Godzilla, King of the Monsters! was first dubbed into English in 1956 (the sole addition to the film was American actor Raymond Burr) and Ultraman gained popularity when it, too, was dubbed into English for American audiences in the 1960s.

The primary influx of tokusatsu adaptations, however, came in the 1990s, beginning in 1993 with Saban Entertainment's purchase of footage from Toei's sixteenth installment of their long-running Super Sentai Series, Kyōryū Sentai Zyuranger to become Mighty Morphin Power Rangers and thus begin the popular Power Rangers franchise. An adaptation of footage from Choujinki Metalder, Jikuu Senshi Spielban, and Uchu Keiji Shaider, three of the series in the Metal Hero Series, became VR Troopers in 1994. This was followed by an adaptation of the ninth TV series in the Kamen Rider Series, Kamen Rider Black RX, into Saban's Masked Rider. In 1996 and 1997, Juukou B-Fighter and its sequel, B-Fighter Kabuto, became Big Bad Beetleborgs and its second season, Beetleborgs Metallix. DiC Entertainment, in 1994, purchased the footage for Denkō Chōjin Guriddoman to become Superhuman Samurai Syber-Squad. Most recently, the twelfth TV series in the Kamen Rider Series, Kamen Rider Ryuki, was adapted into Kamen Rider: Dragon Knight, which aired in 2008.

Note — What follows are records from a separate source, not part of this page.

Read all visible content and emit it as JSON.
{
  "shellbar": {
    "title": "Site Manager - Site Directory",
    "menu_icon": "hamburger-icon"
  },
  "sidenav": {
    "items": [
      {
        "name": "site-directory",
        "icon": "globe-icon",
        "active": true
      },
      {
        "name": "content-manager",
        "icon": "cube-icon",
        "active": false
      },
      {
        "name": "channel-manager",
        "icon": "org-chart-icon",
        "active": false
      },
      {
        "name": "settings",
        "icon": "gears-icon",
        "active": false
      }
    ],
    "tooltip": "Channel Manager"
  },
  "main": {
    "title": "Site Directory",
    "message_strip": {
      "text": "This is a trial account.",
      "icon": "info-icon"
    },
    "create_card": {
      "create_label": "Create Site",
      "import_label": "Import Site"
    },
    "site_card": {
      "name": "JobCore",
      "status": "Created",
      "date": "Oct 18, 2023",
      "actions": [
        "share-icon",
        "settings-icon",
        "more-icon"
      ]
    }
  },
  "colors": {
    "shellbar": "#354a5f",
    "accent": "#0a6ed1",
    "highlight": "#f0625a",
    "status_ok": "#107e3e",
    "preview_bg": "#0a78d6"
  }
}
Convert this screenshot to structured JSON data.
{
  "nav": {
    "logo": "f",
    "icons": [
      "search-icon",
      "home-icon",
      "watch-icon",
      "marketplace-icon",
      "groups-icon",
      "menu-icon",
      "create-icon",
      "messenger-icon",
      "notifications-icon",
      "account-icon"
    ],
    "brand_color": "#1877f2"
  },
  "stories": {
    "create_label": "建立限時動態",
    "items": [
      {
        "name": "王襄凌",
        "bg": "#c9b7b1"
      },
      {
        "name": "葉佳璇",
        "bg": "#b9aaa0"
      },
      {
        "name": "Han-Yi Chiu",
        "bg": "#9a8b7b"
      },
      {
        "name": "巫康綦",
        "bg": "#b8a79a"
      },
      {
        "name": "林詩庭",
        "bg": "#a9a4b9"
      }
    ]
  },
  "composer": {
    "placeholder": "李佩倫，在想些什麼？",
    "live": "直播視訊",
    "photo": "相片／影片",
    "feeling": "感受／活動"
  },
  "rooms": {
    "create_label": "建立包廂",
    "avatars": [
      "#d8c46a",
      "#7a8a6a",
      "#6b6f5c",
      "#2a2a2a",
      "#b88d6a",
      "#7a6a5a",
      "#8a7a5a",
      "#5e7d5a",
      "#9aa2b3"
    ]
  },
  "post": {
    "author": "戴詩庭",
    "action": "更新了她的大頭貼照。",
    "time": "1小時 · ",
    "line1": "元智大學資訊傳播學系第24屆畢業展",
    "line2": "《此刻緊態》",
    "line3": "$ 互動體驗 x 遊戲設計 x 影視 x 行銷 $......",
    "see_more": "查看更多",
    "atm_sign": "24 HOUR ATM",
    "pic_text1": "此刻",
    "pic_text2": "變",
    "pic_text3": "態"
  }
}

Original American productions

American production companies also have had a hand in creating what are termed by fans as "Ameritoku." The syndicated series Tattooed Teenage Alien Fighters from Beverly Hills was a low budget attempt at competing with the Power Rangers franchise. Mystic Knights of Tir Na Nog was an original production by Saban that attempted to emulate their own Power Rangers franchise. The syndicated series Big Wolf on Campus and Nickelodeon's Animorphs are also described as "American tokusatsu" due to the techniques that they employed.